Der Otter-Trail ist ein Wanderweg entlang der Garden Route und gilt als einer der schönsten weltweit. Man ist insgesamt 5 Tage und 4 Nächte fernab der Zivilisation im Tsitsikamma-Nationalpark. Insgesamt 44 Kilometer - das klingt zunächst nicht nach besonders viel, jedoch sind enorme Höhenunterschiede zu bewältigen (bis zu 1000m).
Aber nicht nur das macht den Weg zu einem wirklichen Abenteuer. In den 5 Tagen muss man 5 Flüsse durchqueren (ja DURCHqueren und nicht überqueren), an und auf steilen Felsklippen entlangwandern und in der heißen afrikanische Sonne Felsschluchten passieren. Das alles mit viel Gepäck auf dem Rücken, denn es gibt zwar Übernachtungshütten, jedoch stehen diese mitten in der Wildnis - Restaurants oder Supermärkte gibt es nicht. Man muss daher seine Verpflegung für die Tage selbst tragen.

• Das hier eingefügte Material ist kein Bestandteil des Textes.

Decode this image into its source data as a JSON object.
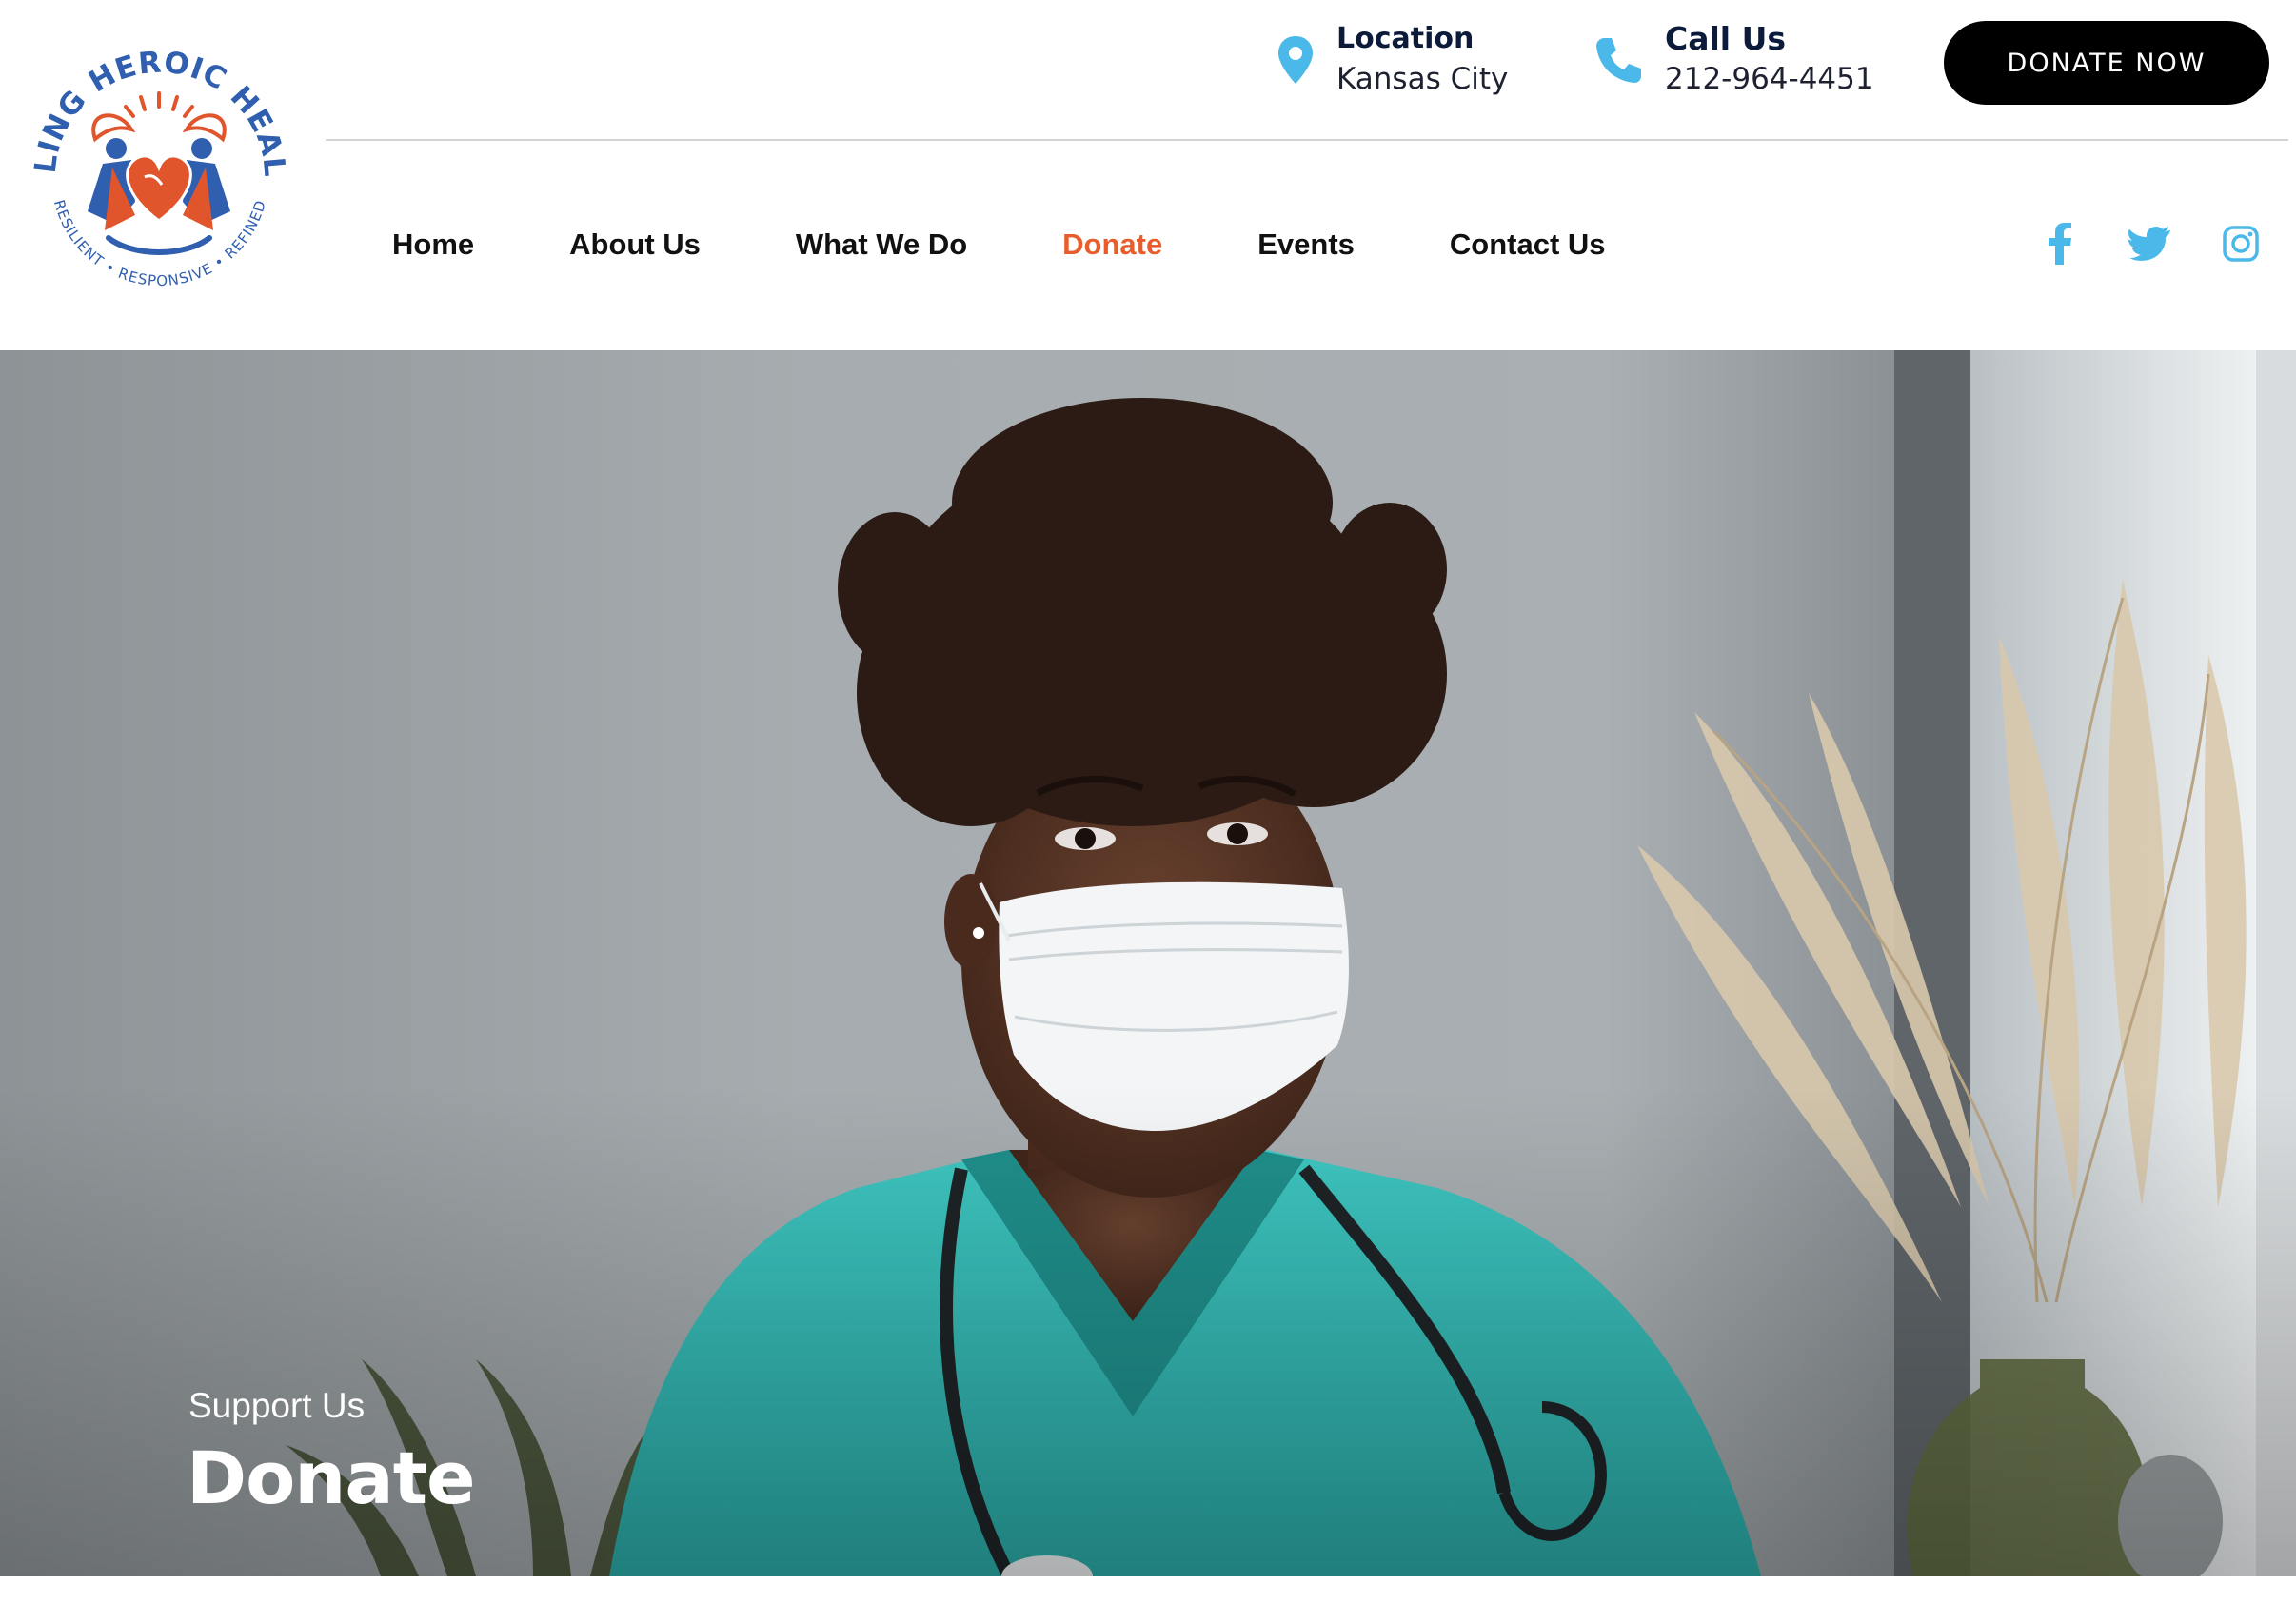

Der Gewinn ist jedoch unbezahlbar: Wilde unberührte Natur entlang des gesamten Weges, denn es dürfen nur maximal 12 Wanderer pro Tag starten. Die Wanderung führt einen durch tropische Regenwälder voller bunter Vögel und Affen und entlang einer traumhaften Küste, an der man Wale und Delphine beobachten kann und das Meeresrauschen zum treuen Begleiter wird.
Vorbereitung
Zur Begehung des Weges benötigt man eine Permit. Diese muss man weit im Voraus buchen, da nur 12 pro Tag ausgestellt werden. Ich hatte Glück: obwohl ich mich erst wenige Wochen vorher dazu entschloss das Abenteuer zu wagen, konnte ich mir den letzten freien Platz innerhalb von Monaten sichern. Ich denke, es kommt nicht so oft vor, dass eine Buchung nur für eine Einzelperson erfolgt.

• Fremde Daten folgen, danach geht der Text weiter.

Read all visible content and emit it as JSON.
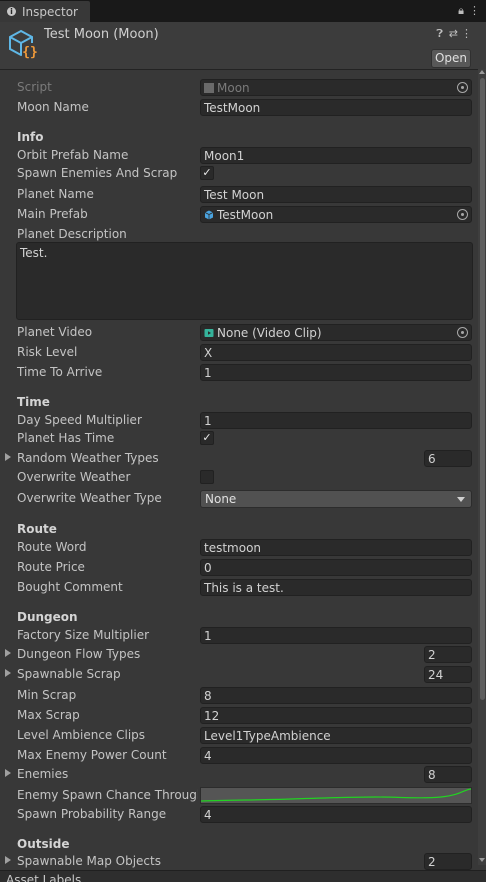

Wenn man einen Fernwanderweg von Punkt A zu Punkt B läuft, stellt sich zunächst die Frage nach der Logistik. Punkt A ist beim Otter-Trail das Storm River Camp im Tsitsikamma-Nationalpark, Punkt B ist Nature's Valley im Westen. Ich habe mich dazu entschieden, mit dem Mietwagen bis zu Punkt B zu fahren und dort in der schönen Tranquility Lodge zu übernachten. Das Auto konnte ich dort mit meinem Koffer gesichert parken und ich musste mir hier keine weiteren Gedanken darum machen.
Mit dem Trekking-Rucksack fuhr mich eine Hotelangestellte vom Endpunkt (Nature's Valley) bis zum Startpunkt. Im Storm River Camp wird man nach Zahlung der Parkgebühren und einer Aufnahme der Personendaten, in einen Raum geführt. Als Einweisung wird ein Film über den Otter-Trail abgespielt. Informationen über den Otter-Trail im Vorfeld sind spärlich und so sah ich zum ersten mal auf welches Abenteuer ich mich hier eigentlich wirklich eingelassen habe - und das mutterseelenallein!
Mein Wanderrucksack wog 16Kg - definitiv viel zu schwer, aber das konnte ich nun nicht mehr ändern..
Mit schlotternden Knien "ging" ich los und auf den ersten Metern pochte mein Herz wie wild. "Dies ist kein Vergnügungspark, sondern ich stapfe hier wirklich gerade allein durch den südafrikanischen Dschungel". Bald gelangte ich ans Meer und musste über steile Felsen steigen und das mit 16kg auf dem Rücken.
An einem Wasserfall traf ich dann sogar meine Camp-Mitglieder. Beziehungsweise die die noch übrig waren, denn 2 hatten sich direkt am ersten Tag so stark verletzt, dass sie den Trail abbrechen mussten.
Die letzten Kilometer ging es entlang schöner Felsenlandschaften bis zu den Übernachtungshütten. Eine warme Dusche gab es nicht, also kam ich auf eine andere Idee..
Die "natural pools" waren zwar schweinekalt, aber auch sehr erfrischend.
Bei einem zauberhaften Sonnenuntergang lies ich den Abend ausklingen.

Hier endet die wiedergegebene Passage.